We kept that in the back of our minds, and learned and read about it, but we were so addicted to our sugar, our convenience, and our industrial food dependence that it took us nine more months before we committed to GAPS. We slowly started weaning ourselves off soda first of all, by replacing it with Kombucha. We then stopped eating out, and I started learning to cook at home. Within a whirlwind of Nourishing Traditions, GAPS, this couple pushing us to wean ourselves from our dependence of detrimental substances, and developing a relationship with the wife who would ultimately push us off of the cliff into GAPS land, we jumped in.

We started GAPS Intro for the first time 7 months ago. I experienced die off, suffering terrible dry mouth and bouts of brain fog. My mucus production decreased significantly, and my husband's eczema flared up and cleared (in a continuous flare up pattern). For the first time in my life, I was aware of my body and what I was placing into my mouth.

I recently heard this saying: "Everything you put in your body is helping you fight disease or giving you disease." In all my 25 years of life, I had never once given thought to that concept. Now I do. I now think, what will this do to my body if I eat it? Is this meant to be inside of me? Will this nourish me? Will this make me sick?

Two weeks into GAPS Intro, a positive pregnancy test led to another miscarriage eight weeks later. This would be our second miscarriage in almost 2 years of marriage. But it was my first pregnancy in more than a year, and I take that as a positive sign.

I do not tell you about my two miscarriages for sympathy, but to explain that my carelessness in what I have fed myself (and what I was fed growing up) led me to these fertility difficulties. I have suffered two miscarriages, low thyroid, mucus drainage, adrenal fatigue, infertility, highly abnormal cycles, and who knows what else...

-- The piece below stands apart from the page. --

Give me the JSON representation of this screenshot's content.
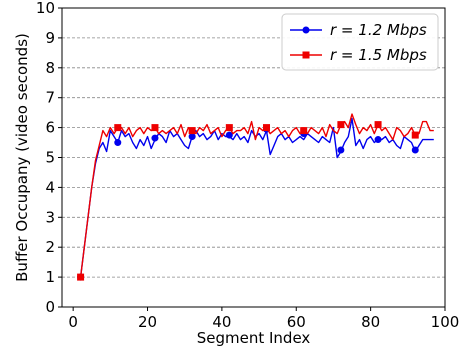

On the bright side, I have lost 20 pounds, and my husband has now lost 60 pounds, by simply transitioning into GAPS Intro and Full GAPS en route to a traditional nourishing diet lifestyle. We feel ourselves detoxifying. And I have learned so much! I never knew that nightshades make my nose run and my husband's eczema flare up, that beans are NOT supposed to make you gassy, that you ARE supposed to have a daily bowel movement, and that it does matter what your stools look like! I never knew that gluten could cause sinus infections, or that sugar could make my tonsils swell and mucus drain. I never knew that what I was eating and drinking, all along, was actually hindering my future to bear and raise children.

I never knew that it actually mattered what you put into your body; I just thought it was how much you put in (caloric intake). I never knew macronutrients (fat, carbohydrates, protein) were not what nourishes you, but that whole Real Foods do. And that it is saturated fat (coconut oil, palm oil, nuts, olive oil, animal fats) that nourishes your hormones, cells, brain, heart, and all bodily systems.

I never knew that it wasn't normal to be sick. I never knew that God wanted me to be healthy and well. Most of all, I never knew that I was shaving time off my lifespan, simply by being ignorant (willfully or not) of what I chose to place into my mouth.

My challenge to you is this: pay attention to what you eat. Sacrifice for yourself, your family, and your home. Desire that everyone in your family be well! Think for yourself. Learn. Read. And do what is best for your body, your loved ones, and yours and their future health. You will learn and grow more than you can ever imagine.

I don't know if I will bear children in the future, but I do know that this journey I am on is not a mistake. I will diligently pursue this course until my body is healed, and I have undone all the self-inflicted damage I can.